La construction du roman, la façon de procéder à la narration, mime la recherche de Sigur. On est sans cesse dans l’incertain, dans le non-dit, dans ce qui peine à se formuler, dans des formulations inabouties ou incomplètes. Sur quoi pourrait déboucher cette quête suscitée par la révélation ? Y a-t-il une vérité vers laquelle on puisse tendre, ou reste-t-on nécessairement dans l’inaccompli ? Ce récit ne peut sans doute se comprendre qu’inachevé. Et il est significatif que ce tout dernier texte écrit par Guy Vaes se close sur trois points de suspension.

La perception de la réalité réside peut-être d’abord dans le regard. Dans un premier temps, Sigur se plaît à jouer de façon espiègle avec le regard de vieux qui l’observent. Mais progressivement, la contemplation de l’objet de son désir va devenir le moyen et la raison même de sa quête. Sous le coup de la révélation, Sigur n’est bientôt plus qu’un regard, et même « une pupille réfléchissante ».

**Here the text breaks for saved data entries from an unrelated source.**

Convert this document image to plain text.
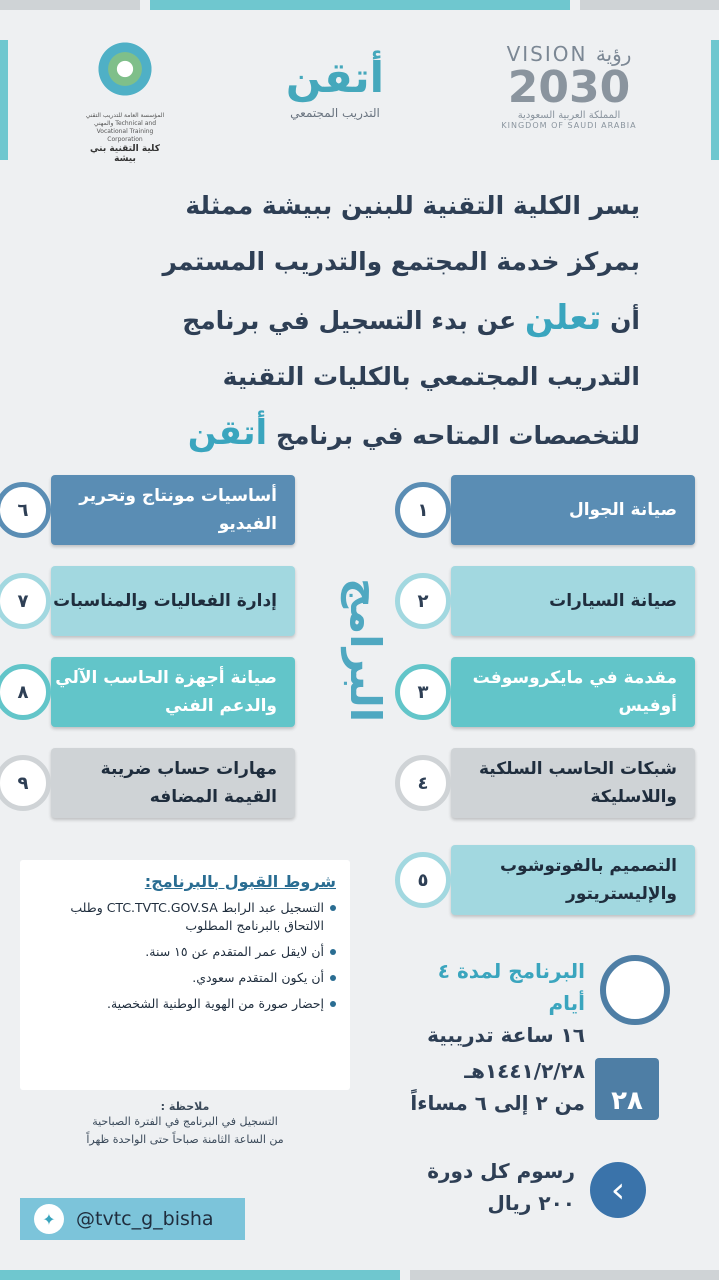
VISION رؤية
2030
المملكة العربية السعودية
KINGDOM OF SAUDI ARABIA
أتقن
التدريب المجتمعي
المؤسسة العامة للتدريب التقني والمهني Technical and Vocational Training Corporation
كلية التقنية بني بيشة
يسر الكلية التقنية للبنين ببيشة ممثلة
بمركز خدمة المجتمع والتدريب المستمر
أن تعلن عن بدء التسجيل في برنامج
التدريب المجتمعي بالكليات التقنية
للتخصصات المتاحه في برنامج أتقن
صيانة الجوال
١
صيانة السيارات
٢
مقدمة في مايكروسوفت أوفيس
٣
شبكات الحاسب السلكية واللاسليكة
٤
التصميم بالفوتوشوب والإليستريتور
٥
أساسيات مونتاج وتحرير الفيديو
٦
إدارة الفعاليات والمناسبات
٧
صيانة أجهزة الحاسب الآلي والدعم الفني
٨
مهارات حساب ضريبة القيمة المضافه
٩
البرامج
شروط القبول بالبرنامج:
التسجيل عبد الرابط CTC.TVTC.GOV.SA وطلب الالتحاق بالبرنامج المطلوب
أن لايقل عمر المتقدم عن ١٥ سنة.
أن يكون المتقدم سعودي.
إحضار صورة من الهوية الوطنية الشخصية.
ملاحظة :
التسجيل في البرنامج في الفترة الصباحية
من الساعة الثامنة صباحاً حتى الواحدة ظهراً
البرنامج لمدة ٤ أيام
١٦ ساعة تدريبية
٢٨
١٤٤١/٢/٢٨هـ
من ٢ إلى ٦ مساءاً
‹
رسوم كل دورة
٢٠٠ ريال
✦	@tvtc_g_bisha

Si le roman tend vers l’inachevé, il faut cependant mettre en avant la construction des configurations de personnages. Les postfaciers signalent l’importance des figures de trio. Le premier de ceux-ci est constitué de « trois flâneurs », Sigur, sa sœur Thérèse et Carthagène, dont on comprend après quelques pages qu’elle est une chatte. Et cet être non humain, membre à part entière de la « confraternité », est un « vivant » mobile, parfait contrepoint des humains immobiles des statues dites vivantes.

Le propos du livre est complexe et demande de se laisser prendre par cet art si particulier qu’a l’auteur de conduire la narration. La langue est travaillée, ciselée, où l’on sent la fascination pour le mot de la part du poète qu’était aussi Guy Vaes.

La postface d’Adolfo Barbera et de Bart Vonck est très éclairante. Entre autres, ils y établissent un parallèle avec un texte antérieur, « Singapour », qui traitait déjà de l’androgyne.

Sur ce dernier texte de Guy Vaes s’achève, mais ne se clôt pas, une œuvre majeure d’une grande richesse qui aura marqué la littérature francophone, et belge en particulier, de la seconde moitié du 20e siècle.